MiR-31 promotes Th22 differentiation through targeting Bach2 in coronary heart disease

Abstract The aim of the present study was to investigate the role of miR-31 in Th22 differentiation in coronary heart disease (CHD). Th22 frequencies in peripheral blood of CHD patients and controls as well as in CD4+ T cells were detected by flow cytometry. The mRNA expression of Th22-associated transcription factor aryl hydrocarbon receptor (AHR) and Th22-effector cytokine interleukin (IL)-22, as well as miR-31 were examined by quantitative real-time PCR (qRT-PCR).

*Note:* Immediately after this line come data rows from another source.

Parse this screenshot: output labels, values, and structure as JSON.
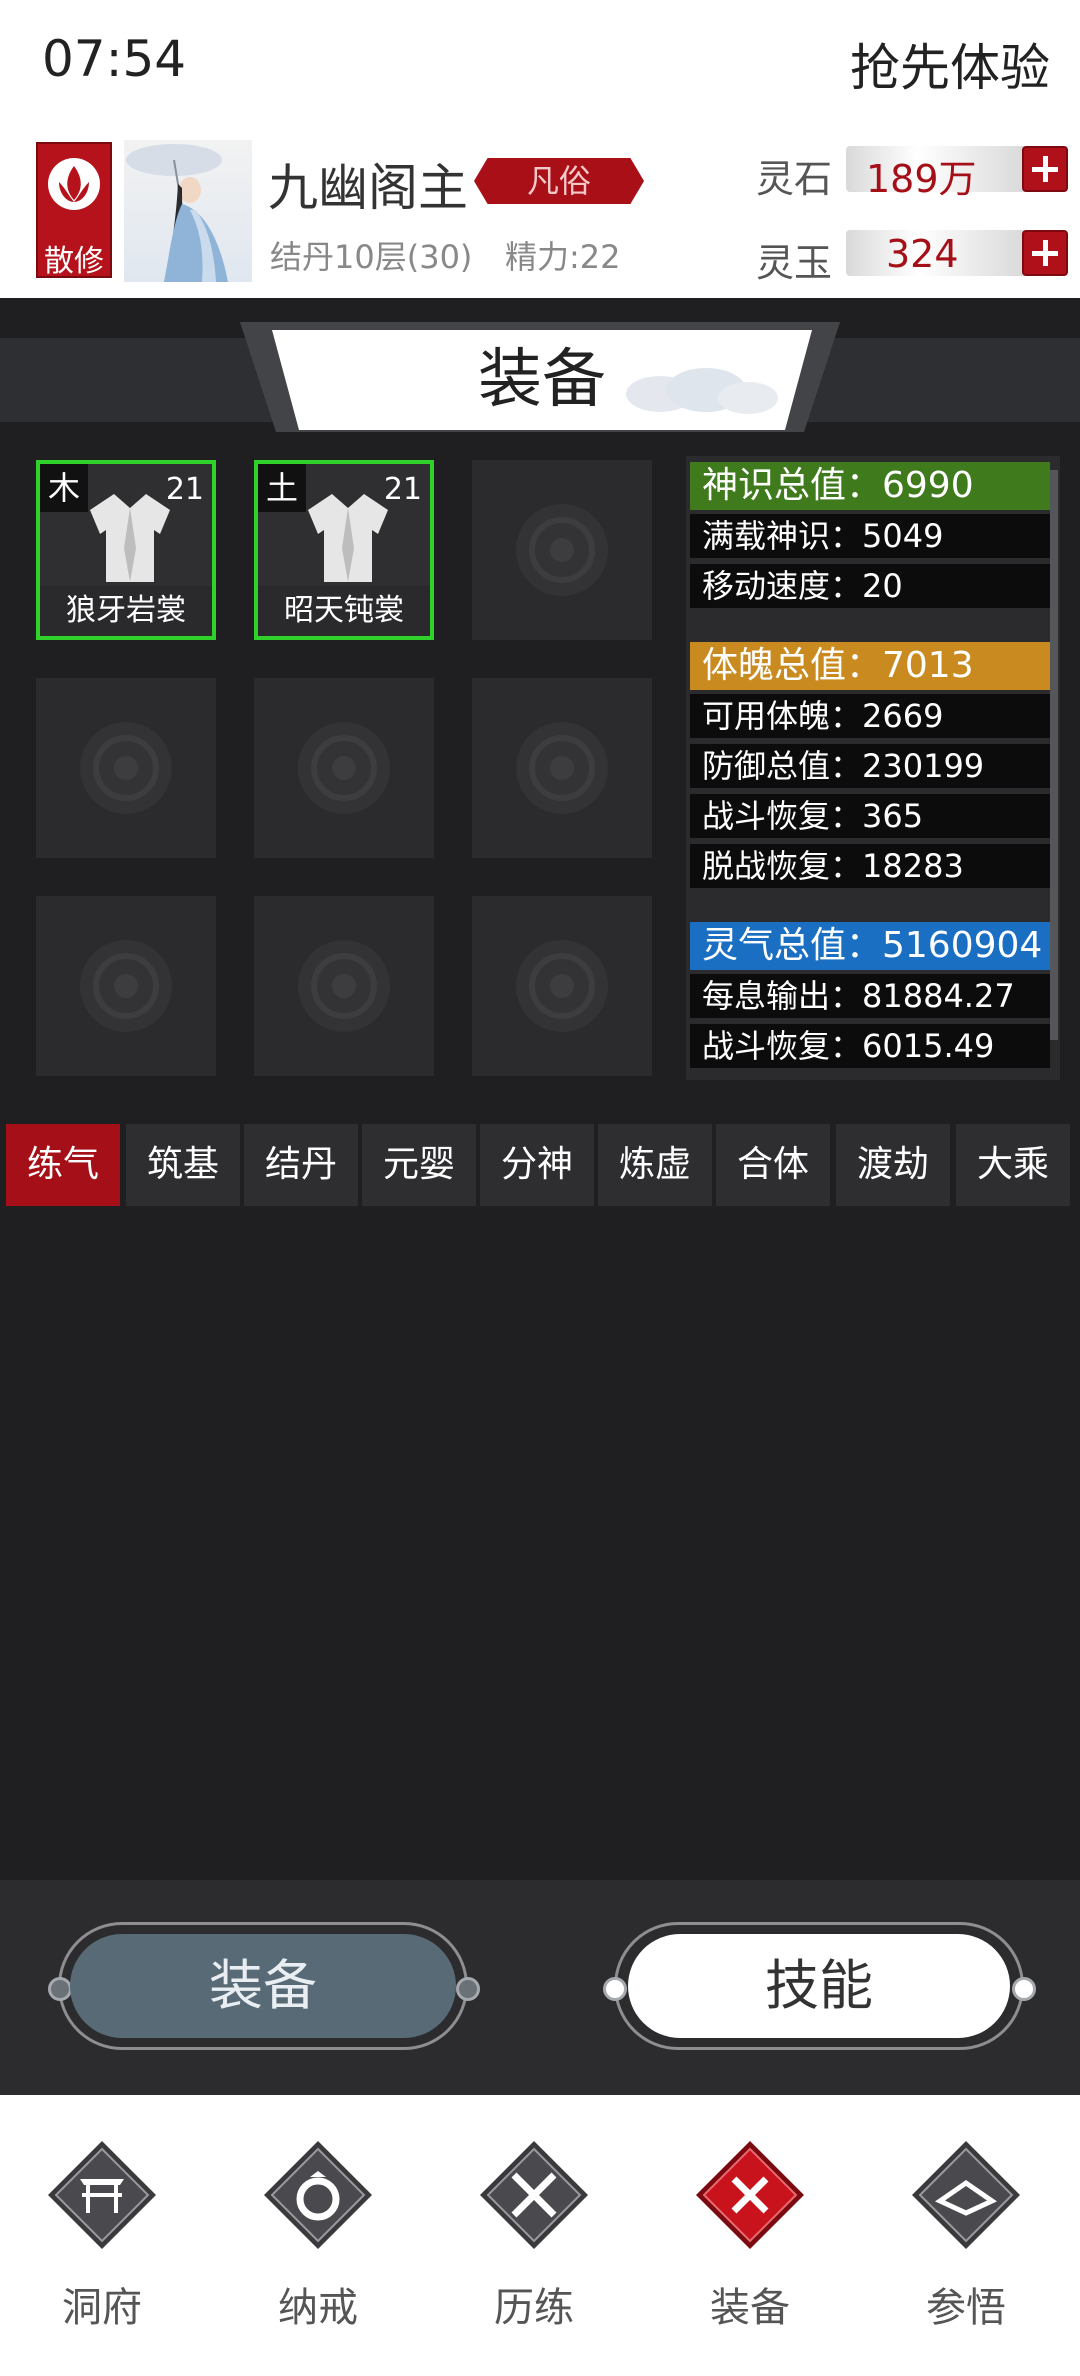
{
  "status_bar": {
    "time": "07:54",
    "experience_label": "抢先体验"
  },
  "profile": {
    "sect": "散修",
    "name": "九幽阁主",
    "rank": "凡俗",
    "realm_level": "结丹10层(30)",
    "energy": "精力:22",
    "currencies": [
      {
        "label": "灵石",
        "value": "189万"
      },
      {
        "label": "灵玉",
        "value": "324"
      }
    ]
  },
  "section_title": "装备",
  "equipment": {
    "slots": [
      {
        "element": "木",
        "level": "21",
        "name": "狼牙岩裳"
      },
      {
        "element": "土",
        "level": "21",
        "name": "昭天钝裳"
      }
    ]
  },
  "stats": {
    "groups": [
      {
        "header": "神识总值：6990",
        "color": "#3f7a1c",
        "rows": [
          "满载神识：5049",
          "移动速度：20"
        ]
      },
      {
        "header": "体魄总值：7013",
        "color": "#c98a1f",
        "rows": [
          "可用体魄：2669",
          "防御总值：230199",
          "战斗恢复：365",
          "脱战恢复：18283"
        ]
      },
      {
        "header": "灵气总值：5160904",
        "color": "#1a6fc2",
        "rows": [
          "每息输出：81884.27",
          "战斗恢复：6015.49"
        ]
      }
    ]
  },
  "realm_tabs": [
    "练气",
    "筑基",
    "结丹",
    "元婴",
    "分神",
    "炼虚",
    "合体",
    "渡劫",
    "大乘"
  ],
  "actions": {
    "equip": "装备",
    "skills": "技能"
  },
  "nav": [
    "洞府",
    "纳戒",
    "历练",
    "装备",
    "参悟"
  ],
  "colors": {
    "accent_red": "#a50f18",
    "equipped_border": "#31d12b"
  }
}
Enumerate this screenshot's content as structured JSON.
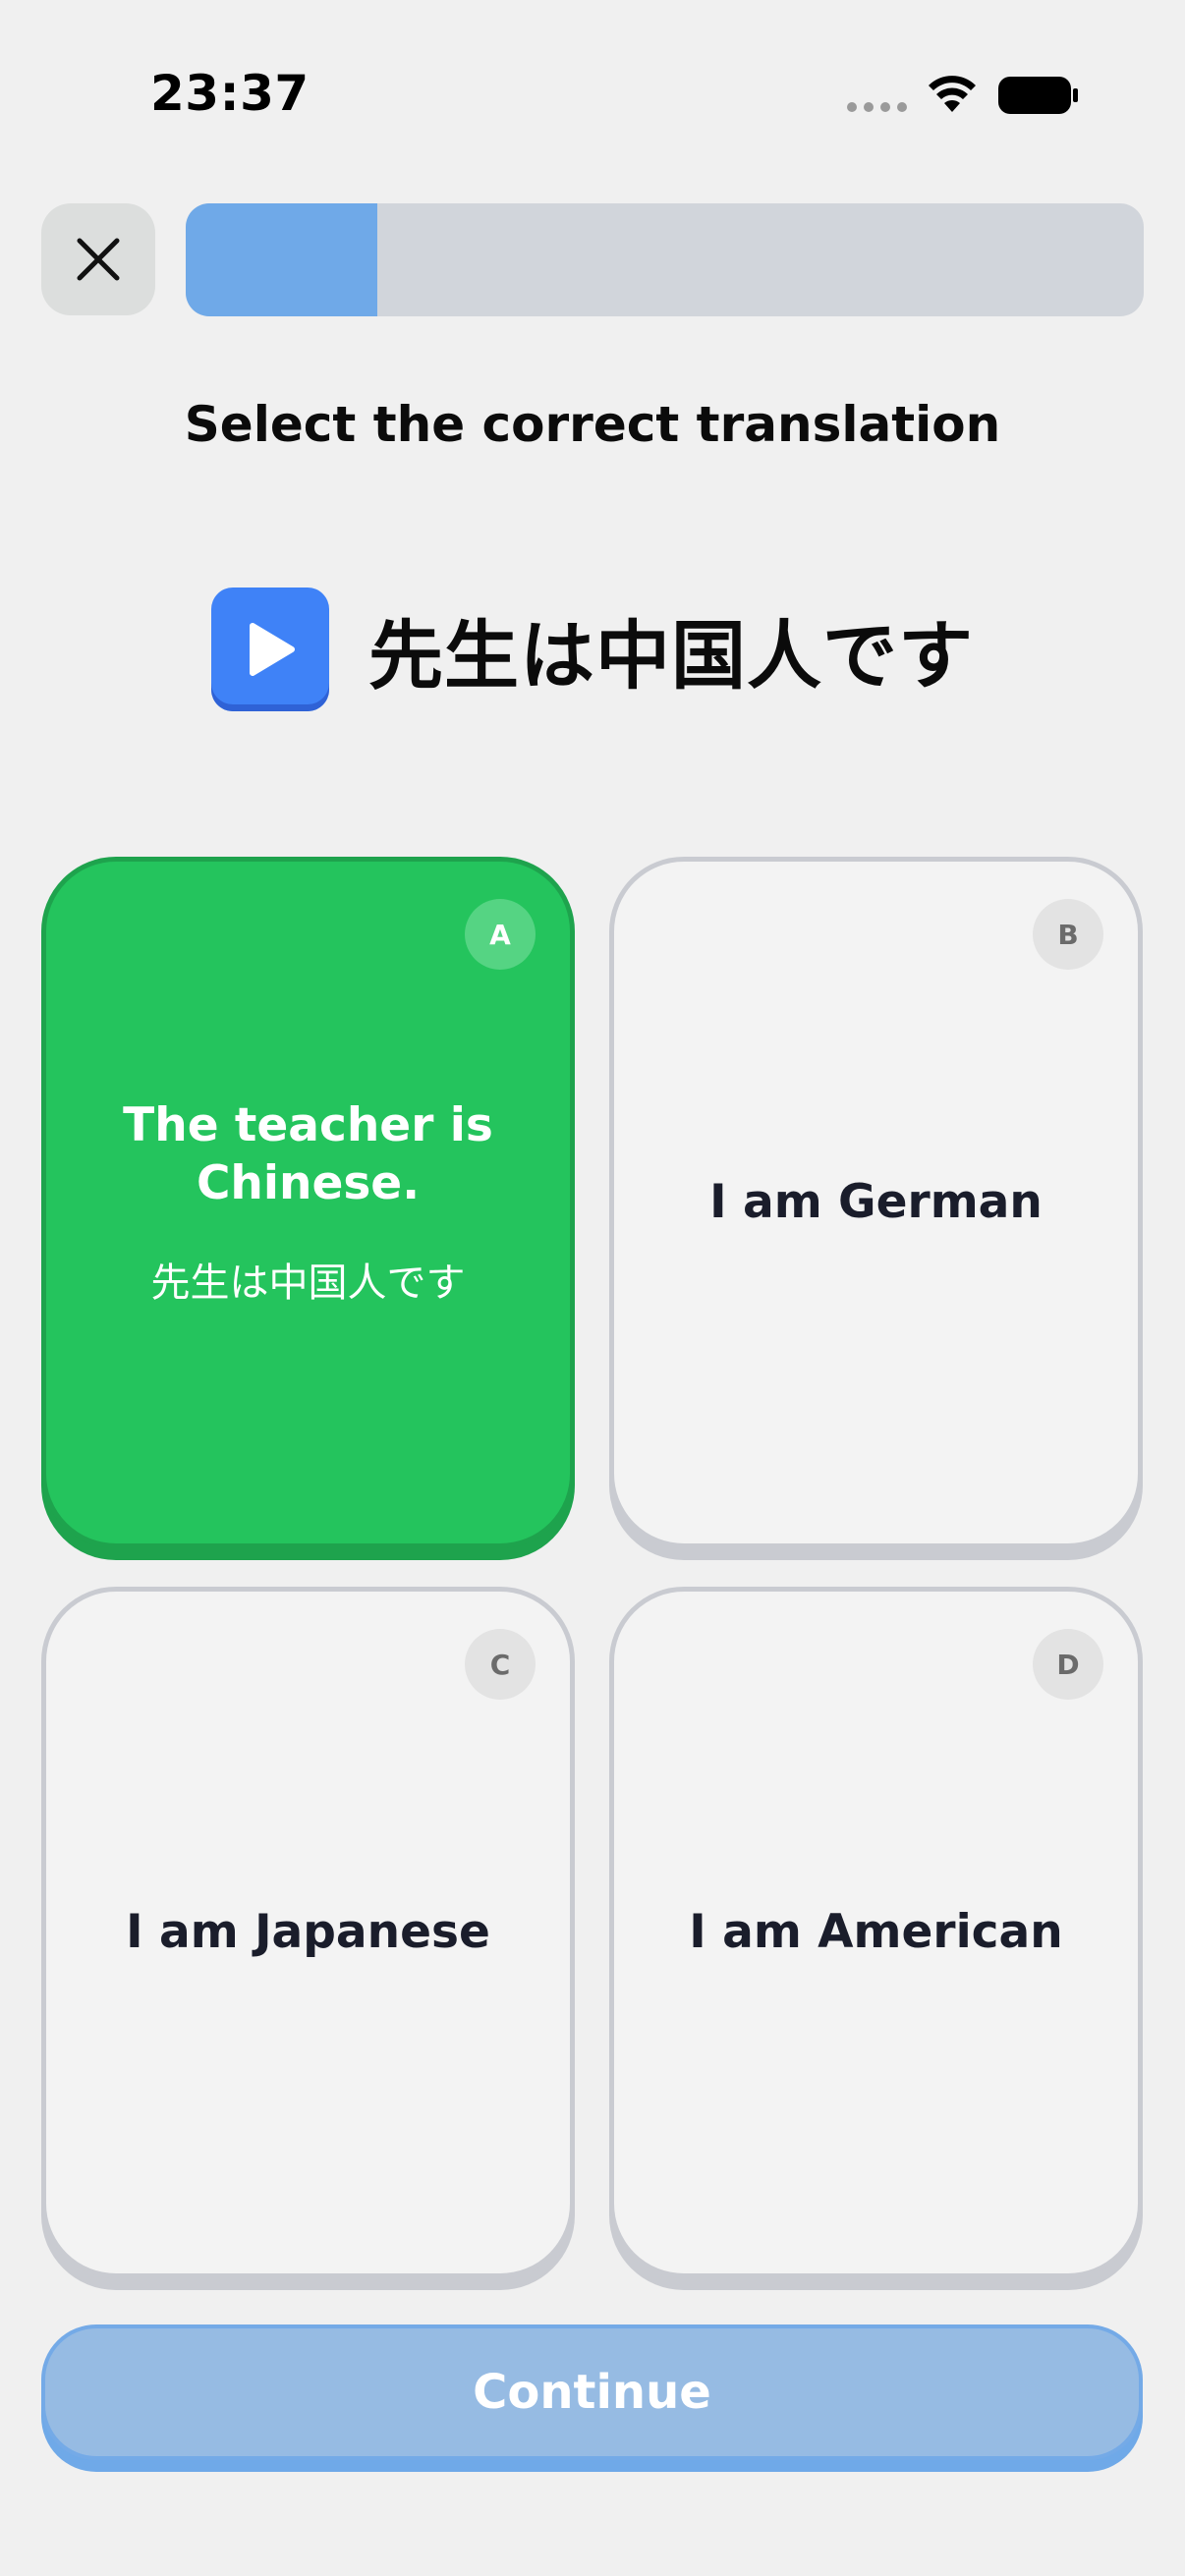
{
  "status_bar": {
    "time": "23:37",
    "icons": [
      "signal-dots-icon",
      "wifi-icon",
      "battery-icon"
    ]
  },
  "header": {
    "close_icon": "close-icon",
    "progress": 0.2
  },
  "instruction": "Select the correct translation",
  "prompt": {
    "play_icon": "play-icon",
    "text": "先生は中国人です"
  },
  "options": [
    {
      "badge": "A",
      "label": "The teacher is Chinese.",
      "sublabel": "先生は中国人です",
      "selected": true
    },
    {
      "badge": "B",
      "label": "I am German",
      "selected": false
    },
    {
      "badge": "C",
      "label": "I am Japanese",
      "selected": false
    },
    {
      "badge": "D",
      "label": "I am American",
      "selected": false
    }
  ],
  "continue_label": "Continue",
  "colors": {
    "background": "#f0f0f0",
    "selected_green": "#24c45d",
    "progress_blue": "#6fa9e8",
    "play_blue": "#3f82f7",
    "continue_disabled": "#96bbe3"
  }
}
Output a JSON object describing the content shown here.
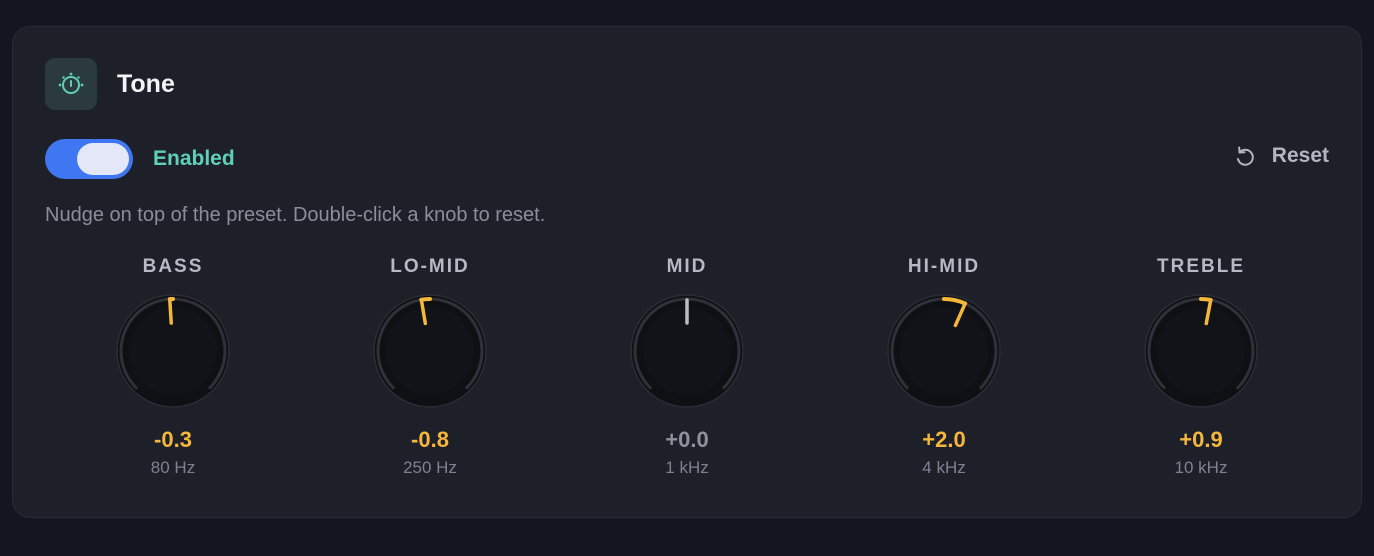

The protein level of BTB domain and CNC homolog 2 (Bach2) was measured by Western blotting. The interaction between miR-31 and Bach2 was verified using dual luciferase reporter assay. The results showed that Th22 frequency and miR-31 expression were elevated in CHD patients. Furthermore, miR-31 mimic and Bach2 silencing significantly promoted Th22 frequency and the levels of AHR and IL-22 in CD4+ T cells from CHD patients. Further studies showed that miR-31 facilitated Th22 cell differentiation by targeting and inhibiting Bach2. Our data indicate that miR-31 promotes Th22 differentiation through targeting Bach2 in CHD.